The Patented Medicine Prices Review Board (PMPRB) has published its 2021 Annual Report which outlines the continued increases it has observed in the sale of high-cost medicines in Canada.
Tabled with the Senate and House of Commons on Nov. 18, the report states that sales of patented medicines were $17.4-billion in 2021, driven primarily by the increased use of higher-cost medicines. This total is a 1.7 per cent decrease compared to 2020. Those with annual treatment costs of at least $10,000 accounted for 57 per cent of patented medicine sales in Canada in 2021, while five per cent of total sales can be attributed to just 29 medicines which cost over $100,000 per year.
The report also looks at sales and pricing trends, international price comparisons (Canada represents 2.1 per cent of worldwide sales while Canadian list prices were the third highest among 31 Organization for Economic Co-operation and Development countries), trends in all medicine expenditures and spending on pharmaceutical research and development. Notably in research and development, the average ratio of expenditures to sales revenues was just 3.4 per cent in 2021, a 71 per cent decrease from a peak of 11.7 per cent in 1995.
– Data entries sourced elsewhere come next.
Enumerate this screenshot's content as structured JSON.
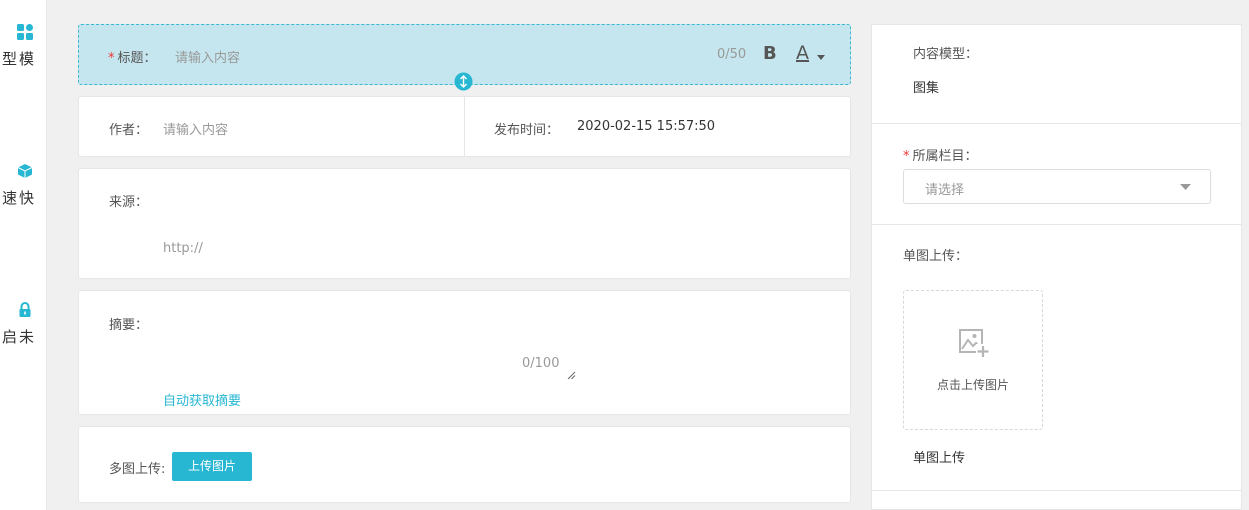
{
  "sidebar": {
    "items": [
      {
        "label": "模型组件",
        "icon": "grid-icon"
      },
      {
        "label": "快速组件",
        "icon": "cube-icon"
      },
      {
        "label": "未启用模型",
        "icon": "lock-icon"
      }
    ]
  },
  "title_field": {
    "required_mark": "*",
    "label": "标题：",
    "placeholder": "请输入内容",
    "count": "0/50",
    "bold_label": "B",
    "font_color_label": "A"
  },
  "author_field": {
    "label": "作者：",
    "placeholder": "请输入内容"
  },
  "publish_field": {
    "label": "发布时间：",
    "value": "2020-02-15 15:57:50"
  },
  "source_field": {
    "label": "来源：",
    "placeholder": "http://"
  },
  "summary_field": {
    "label": "摘要：",
    "count": "0/100",
    "auto_link": "自动获取摘要"
  },
  "multi_upload": {
    "label": "多图上传:",
    "button": "上传图片"
  },
  "right_panel": {
    "content_model_label": "内容模型：",
    "content_model_value": "图集",
    "category_required": "*",
    "category_label": "所属栏目：",
    "category_placeholder": "请选择",
    "single_upload_label": "单图上传：",
    "upload_hint": "点击上传图片",
    "single_upload_footer": "单图上传"
  },
  "colors": {
    "accent": "#28b7d3",
    "title_bg": "#c5e6ee",
    "required": "#ee3333"
  }
}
The PMPRB writes that patented medicines accounted for approximately 51 per cent of all medicine sales in Canada in 2021. “Over the last five years, sales of patented medicines have grown by an average of 2.2 per cent per year,” they state, adding that high-cost medicines in particular account for 57.1 per cent of these sales. “In 2021, the 20 top-selling patented medicines in Canada, which accounted for 40 per cent of total patented medicine sales, had a median treatment cost of $42,616, nearly 60 times the median in 2012.”